Journaliste stagiaire

La Tribune

(Sherbrooke) Les Sherbrookois sont invités à prendre, échanger et partager de la nourriture grâce au frigo libre-service qui trône dorénavant sur la rue Wellington Sud. Le projet Frigo Free Go veut sensibiliser la population au gaspillage et à l'insécurité alimentaire, en plus d'avoir un impact micro local qui pourrait s'élargir à la grandeur de la ville.

Les porteurs du projet, la Corporation de développement économique et communautaire (CDEC) de Sherbrooke, ont mis neuf mois pour donner naissance au Frigo Free Go. Accompagnée de leurs 25 partenaires issus des affaires, du communautaire et du municipal, la CDEC fait sa part dans la communauté en offrant une initiative collective qui n'a jamais été vue à Sherbrooke. « Sachant que 380 000 ménages souffrent d'insécurité alimentaire et que 25 pour cent de diminution du gaspillage pourrait enrayer la famine mondiale, nous pensons que notre projet est très actuel », mentionne Sondès Allal, agente de revitalisation socioéconomique de la CDEC de Sherbrooke.

Le réfrigérateur, qui est ouvert 24 heures sur 24, sept jours sur sept jusqu'à la fin du mois d'août, est le nouveau service alimentaire de proximité. « Son emplacement est très symbolique pour nous. Il y a une énorme différence entre la Wellington Sud et la Wellington Nord », rappelle Mme Allal. La rue est effectivement coupée en deux. Au nord, les restaurants chics, les gens d'affaires et les boutiques de luxe. Au sud, les organismes communautaires, les bars de danseuses et une population qui est plus dans la misère. « On veut que ces deux mondes se rencontrent. »

Le Frigo Free Go est déjà débordant de fruits, de légumes et de pain. « C'est l'aspect visible de quelque chose de plus grand », explique Sondès Allal. Il n'est cependant pas simplement utilisé à des fins alimentaires. « Nous voulons sensibiliser la population au gaspillage, sachant que 40 pour cent de la nourriture produite n'est pas consommée », ajoute Mme Allal.

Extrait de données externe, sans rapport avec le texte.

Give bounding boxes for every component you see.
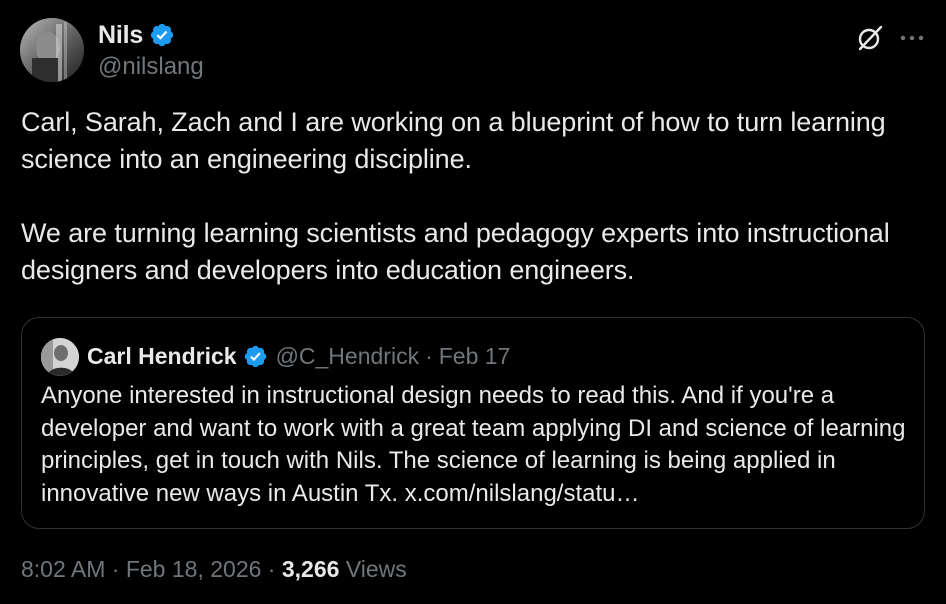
tweet-date[interactable]: Feb 18, 2026 xyxy=(126,556,262,582)
meta-separator: · xyxy=(111,556,120,582)
author-info: Nils @nilslang xyxy=(98,18,204,81)
quoted-text: Anyone interested in instructional desig… xyxy=(41,382,906,507)
verified-badge-icon[interactable] xyxy=(149,22,175,48)
quoted-header: Carl Hendrick @C_Hendrick · Feb 17 xyxy=(87,340,510,372)
tweet-time[interactable]: 8:02 AM xyxy=(21,556,105,582)
author-avatar[interactable] xyxy=(20,18,84,82)
quoted-date[interactable]: Feb 17 xyxy=(439,343,511,370)
views-count: 3,266 xyxy=(281,556,340,582)
author-handle[interactable]: @nilslang xyxy=(98,53,204,81)
quoted-author-avatar[interactable] xyxy=(41,338,79,376)
more-options-icon[interactable] xyxy=(898,26,926,50)
tweet-meta: 8:02 AM · Feb 18, 2026 · 3,266 Views xyxy=(21,556,407,583)
quoted-separator: · xyxy=(425,342,433,369)
tweet-card: Nils @nilslang Carl, Sarah, Zach and I a… xyxy=(0,0,946,604)
grok-icon[interactable] xyxy=(856,24,884,52)
tweet-paragraph: Carl, Sarah, Zach and I are working on a… xyxy=(21,107,886,174)
tweet-paragraph: We are turning learning scientists and p… xyxy=(21,218,890,285)
meta-separator: · xyxy=(267,556,276,582)
tweet-text: Carl, Sarah, Zach and I are working on a… xyxy=(21,104,931,289)
author-display-name[interactable]: Nils xyxy=(98,21,143,50)
verified-badge-icon[interactable] xyxy=(243,344,268,369)
views-label: Views xyxy=(345,556,407,582)
quoted-author-name[interactable]: Carl Hendrick xyxy=(87,343,237,370)
quoted-tweet[interactable]: Carl Hendrick @C_Hendrick · Feb 17 Anyon… xyxy=(21,317,925,529)
quoted-author-handle[interactable]: @C_Hendrick xyxy=(276,343,420,370)
author-name-row: Nils xyxy=(98,18,204,52)
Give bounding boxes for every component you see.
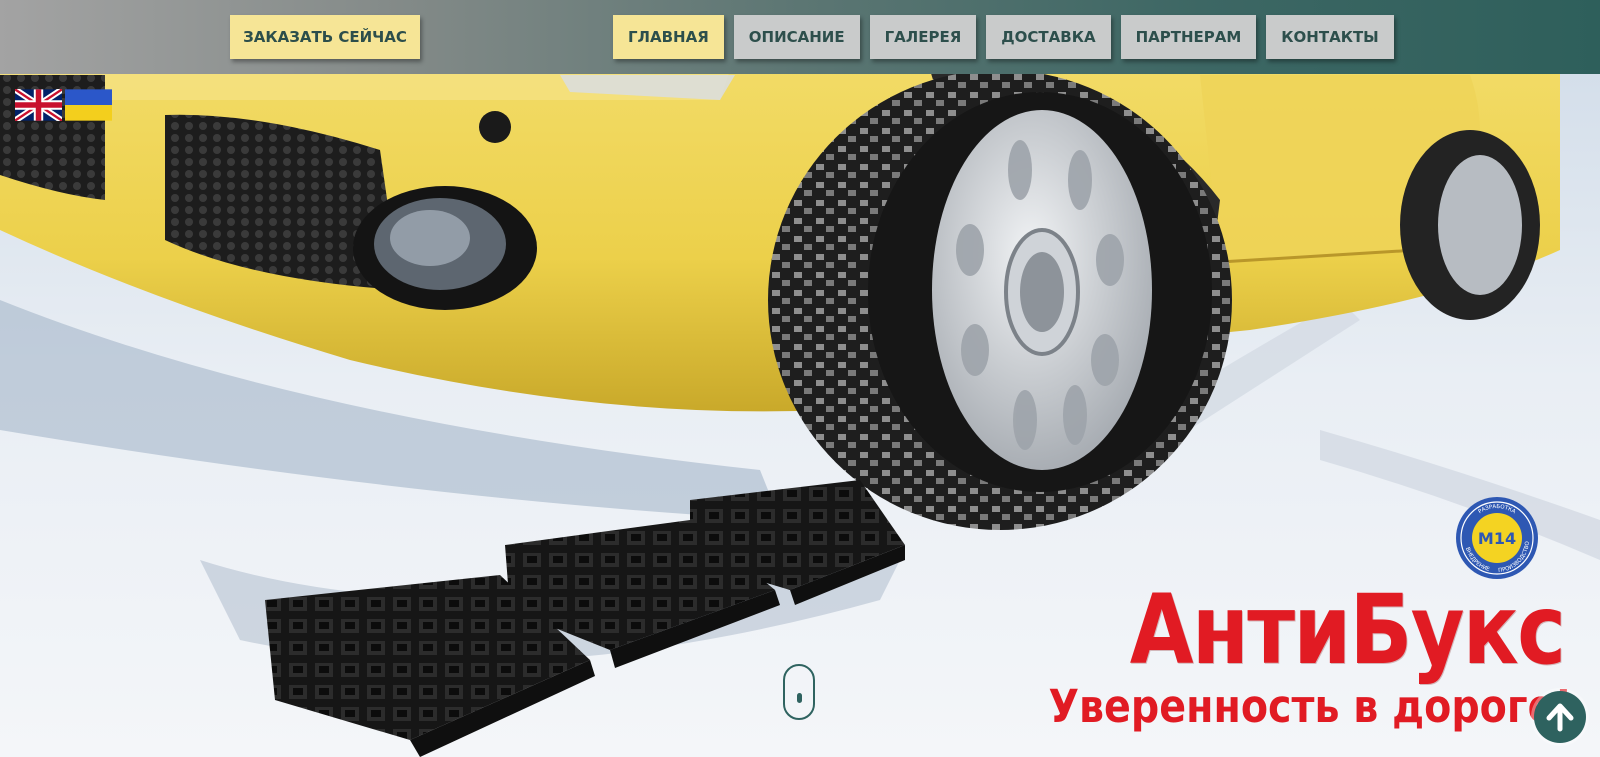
nav-item-delivery[interactable]: ДОСТАВКА: [986, 15, 1111, 59]
order-now-button[interactable]: ЗАКАЗАТЬ СЕЙЧАС: [230, 15, 420, 59]
uk-flag-icon[interactable]: [15, 89, 62, 121]
main-nav: ГЛАВНАЯ ОПИСАНИЕ ГАЛЕРЕЯ ДОСТАВКА ПАРТНЕ…: [613, 15, 1394, 59]
language-switcher: [15, 89, 112, 121]
hero-subtitle: Уверенность в дороге!: [1047, 680, 1572, 733]
nav-item-description[interactable]: ОПИСАНИЕ: [733, 15, 860, 59]
nav-item-gallery[interactable]: ГАЛЕРЕЯ: [869, 15, 977, 59]
badge-center-text: M14: [1478, 529, 1516, 548]
top-navbar: ЗАКАЗАТЬ СЕЙЧАС ГЛАВНАЯ ОПИСАНИЕ ГАЛЕРЕЯ…: [0, 0, 1600, 74]
scroll-wheel: [797, 693, 802, 703]
hero-title: АнтиБукс: [1129, 574, 1565, 686]
m14-badge-logo: M14 РАЗРАБОТКА ВНЕДРЕНИЕ ПРОИЗВОДСТВО: [1456, 497, 1538, 579]
scroll-down-mouse-icon[interactable]: [783, 664, 815, 720]
arrow-up-icon: [1546, 703, 1574, 732]
nav-item-home[interactable]: ГЛАВНАЯ: [613, 15, 724, 59]
ukraine-flag-icon[interactable]: [65, 89, 112, 121]
nav-item-contacts[interactable]: КОНТАКТЫ: [1266, 15, 1394, 59]
back-to-top-button[interactable]: [1534, 691, 1586, 743]
nav-item-partners[interactable]: ПАРТНЕРАМ: [1120, 15, 1257, 59]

Elle rappelle également que si tout le monde fait un peu sa part dans la communauté, c'est mieux que de ne rien faire du tout. « Ce projet est un exemple qui montre qu'on est capable, par la collectivité, d'influer sur notre milieu, même en période de coupes et d'austérité. »

La nourriture sera offerte par des citoyens, mais aussi par des commerces comme la boulangerie Dufeu ou la ferme La Joualvert qui y déposeront les surplus alimentaires de leurs productions. Moisson Estrie s'est également engagé à partager ses surplus deux fois par semaine. « Ce n'est pas parce qu'il est écrit ''meilleur avant'' que ça signifie ''jeter après'' », souligne Geneviève Côté, directrice générale de Moisson Estrie. Cinq organismes se sont proposés pour entretenir et nettoyer tous les jours le réfrigérateur. Au total, la contribution des partenaires s'élève à 20 635 $ pour ce projet.